Par Jean-Pierre Ravery
Né le 12 octobre 1913 à Beauvais (Oise) ; vendeur aux Halles de Paris ; résistant communiste ; condamné à mort évadé.
Vendeur aux Halles de profession, Pierre De Schryder était domicilié 144 rue Saint-Denis à Paris (IIe arr.). En 1943, il était commissaire aux effectifs pour la région R X (ancienne R 75) des FTP sous le pseudonyme de « Jacquemin ».
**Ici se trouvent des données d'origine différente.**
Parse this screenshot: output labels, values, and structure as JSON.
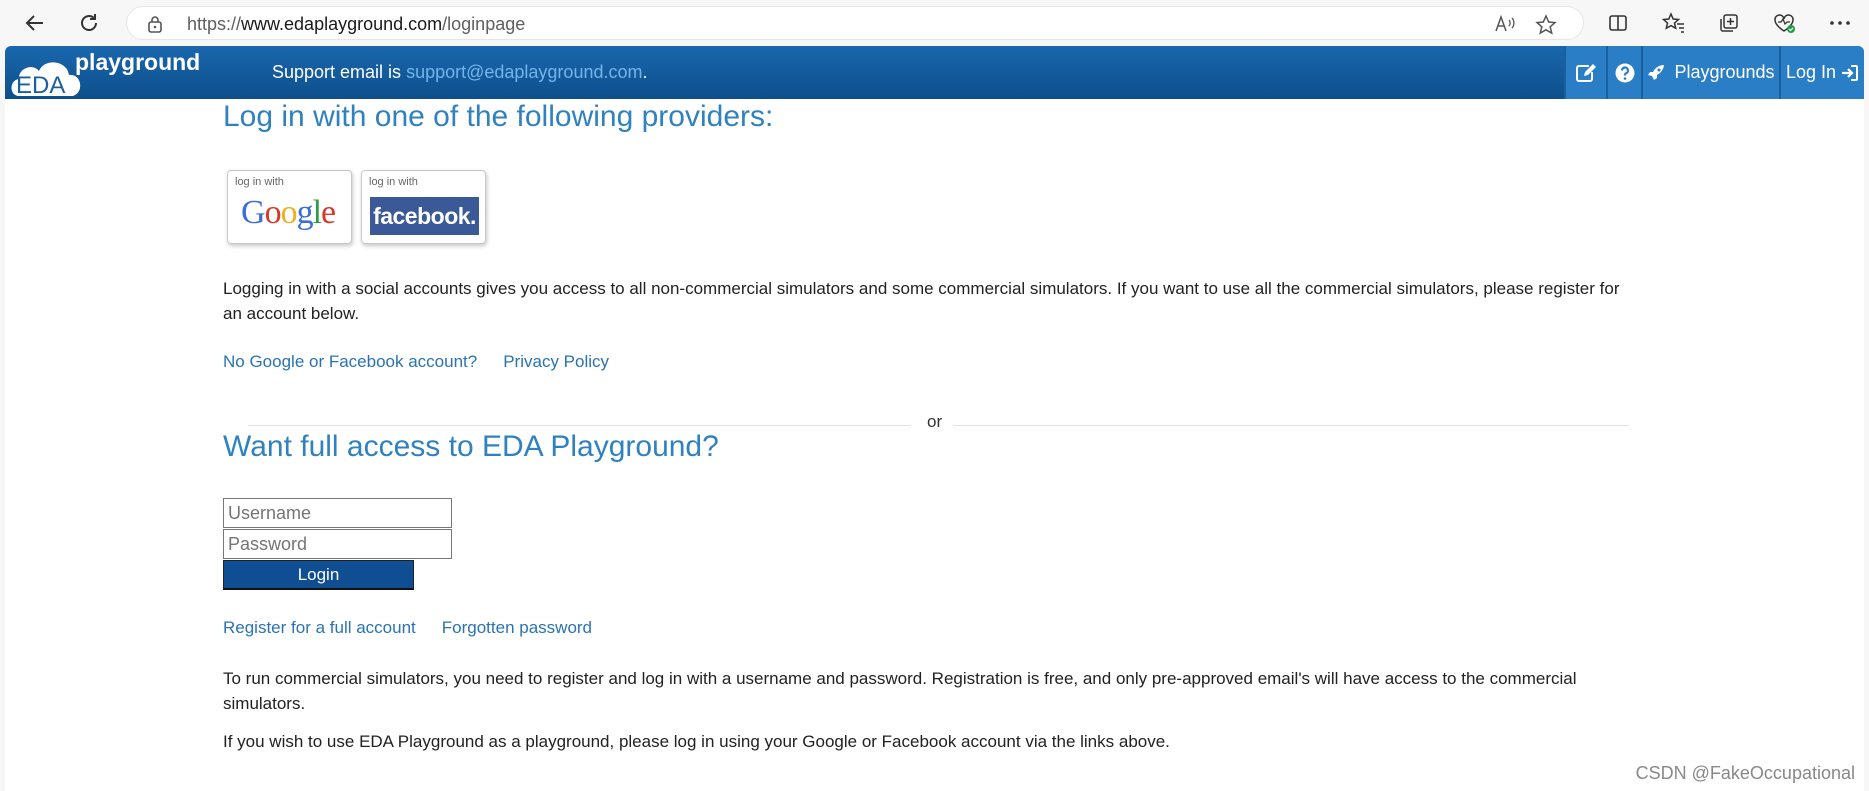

Le 19 novembre 1943, alors qu’il se rendait à un rendez-vous avec Roland Cauchy, il fut arrêté à la sortie de la gare de Combs-la-Ville par sept policiers de la BS 2. En descendant du train, il rencontra par hasard le recruteur régional Georges Nicol* et le responsable politique de la région P2 (Paris-Nord), Leon Cledat alias « Perret » qui était blessé de plusieurs balles dans le ventre alors qu’il tentait de s’enfuir. Amené à la préfecture, il subit des séances de torture pendant trois jours mais ne dit rien, ce que confirme le PV d’interrogatoire retrouvé à la Libération. Le 14 décembre, il fut livré aux Allemands et transféré à Fresnes. Le 20 mars 1944, il fit partie des 27 FTP de la région parisienne traduits devant une cour martiale. Le procès dure quatre jours et vingt d’entre eux furent condamnés à mort pour « actes de francs-tireurs ».
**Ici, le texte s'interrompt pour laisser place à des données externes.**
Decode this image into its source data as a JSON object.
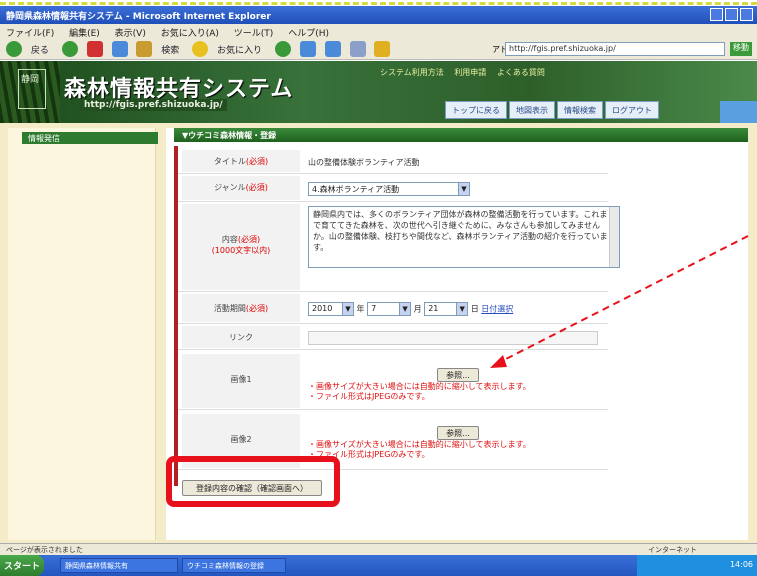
{
  "browser": {
    "window_title": "静岡県森林情報共有システム - Microsoft Internet Explorer",
    "menu": [
      "ファイル(F)",
      "編集(E)",
      "表示(V)",
      "お気に入り(A)",
      "ツール(T)",
      "ヘルプ(H)"
    ],
    "toolbar": {
      "back_label": "戻る",
      "search_label": "検索",
      "favorites_label": "お気に入り"
    },
    "address_label": "アドレス(D)",
    "address_value": "http://fgis.pref.shizuoka.jp/",
    "go_label": "移動"
  },
  "site": {
    "logo_text": "静岡",
    "title": "森林情報共有システム",
    "url": "http://fgis.pref.shizuoka.jp/",
    "top_links": [
      "システム利用方法",
      "利用申請",
      "よくある質問"
    ],
    "tabs": [
      "トップに戻る",
      "地図表示",
      "情報検索",
      "ログアウト"
    ]
  },
  "sidebar": {
    "button": "情報発信"
  },
  "content": {
    "header": "▼ウチコミ森林情報・登録",
    "fields": {
      "title": {
        "label": "タイトル",
        "req": "(必須)",
        "value": "山の整備体験ボランティア活動"
      },
      "genre": {
        "label": "ジャンル",
        "req": "(必須)",
        "value": "4.森林ボランティア活動"
      },
      "detail": {
        "label": "内容",
        "req": "(必須)",
        "note": "(1000文字以内)",
        "value": "静岡県内では、多くのボランティア団体が森林の整備活動を行っています。これまで育ててきた森林を、次の世代へ引き継ぐために、みなさんも参加してみませんか。山の整備体験、枝打ちや間伐など、森林ボランティア活動の紹介を行っています。"
      },
      "date": {
        "label": "活動期間",
        "req": "(必須)",
        "year": "2010",
        "year_unit": "年",
        "month": "7",
        "month_unit": "月",
        "day": "21",
        "day_unit": "日",
        "link": "日付選択"
      },
      "link": {
        "label": "リンク",
        "value": ""
      },
      "image1": {
        "label": "画像1",
        "button": "参照...",
        "warn1": "・画像サイズが大きい場合には自動的に縮小して表示します。",
        "warn2": "・ファイル形式はJPEGのみです。"
      },
      "image2": {
        "label": "画像2",
        "button": "参照...",
        "warn1": "・画像サイズが大きい場合には自動的に縮小して表示します。",
        "warn2": "・ファイル形式はJPEGのみです。"
      }
    },
    "confirm_button": "登録内容の確認（確認画面へ）"
  },
  "statusbar": {
    "left": "ページが表示されました",
    "zone": "インターネット"
  },
  "taskbar": {
    "start": "スタート",
    "tasks": [
      "静岡県森林情報共有",
      "ウチコミ森林情報の登録"
    ],
    "clock": "14:06"
  },
  "colors": {
    "annotation_red": "#e8101a",
    "header_green": "#2e7a2e",
    "warning_red": "#e01010"
  }
}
Dans le rapport qu’il fit passer le 15 avril 1944 à Jean Chaumeil, Pierre De Schryder résuma ainsi les motifs de la sentence : « Il (le tribunal) a cru devoir nous donner la raison de la sévérité de son jugement en ces termes : nous menons un dur combat défensif et nous ne pouvons admettre que nos ennemis nous tirent dans le dos. »
À l’issue du procès, les condamnés furent autorisés à revoir une fois leurs familles et à recevoir des colis. Le 11 avril 1944, ils furent changés de cellule. À 11 h 00, un officier les informa que leur recours en grâce était rejeté, sauf pour deux d’entre eux (Nicol* et Ladsous*), et que les autres seront fusillés à 15 h 00. Ils furent autorisés à écrire deux lettres. À 14 h 00, ils furent rassemblés et embarqués dans deux camions. Deux FTP condamnés dans d’autres affaires furent joints à leur groupe. Pierre De Schryder bénéficia d’une chance providentielle. Alors que le convoi franchit le pont de Neuilly et se trouva à quelques centaines de mètres du fort du Mont-Valérien, il réussit à libérer l’une de ses mains des menottes, à ouvrir la bâche et à sauter du camion.
Dans le climat de l’époque, cette évasion ne pouvait qu’apparaître suspecte aux cadres, responsables de la sécurité du parti et des FTP. À réception du rapport qu’il transmit, Jean Chaumeil écrivit le 21 avril : « j’ai du mal à y croire (…). Qu’en pensez-vous après les exemples d’évasion simulées que nous avons eues dernièrement ? ». Sans doute Jean Chaumeil songeait-il au commissaire des FTP-MOI, Dawidowitz que la police allemande avait retourné et relâché sous couvert d’une évasion simulée ? Georges Beyer abonda dans le même sens : « Il faut être très méfiants et voir cette affaire de prés. On peut se trouver devant une provocation. » Le 9 juin suivant, Jean Chaumeil ajouta une note au dossier : « il se confirme qu’à Suresnes, tout le monde sait qu’il y a eu un évadé et que les boches fouillaient tout le quartier maison par maison ». Par ailleurs, des renseignements élogieux remontèrent vers la direction du parti : « sur sa région, il avait la réputation d’être très courageux. Ayant une fois déjà été coursé par les flics, il avait avalé sa liste de rendez-vous ».
Peu après la Libération de Paris, dans ses éditions des 4 et 5 octobre 1944, L’Humanité raconta « la miraculeuse évasion d’un condamné à mort » et publia une photo de De Schryder tenant les menottes qu’il venait d’aller déterrer dans un jardin de Suresnes.
Pierre De Schryder était employé au siège du quotidien communiste.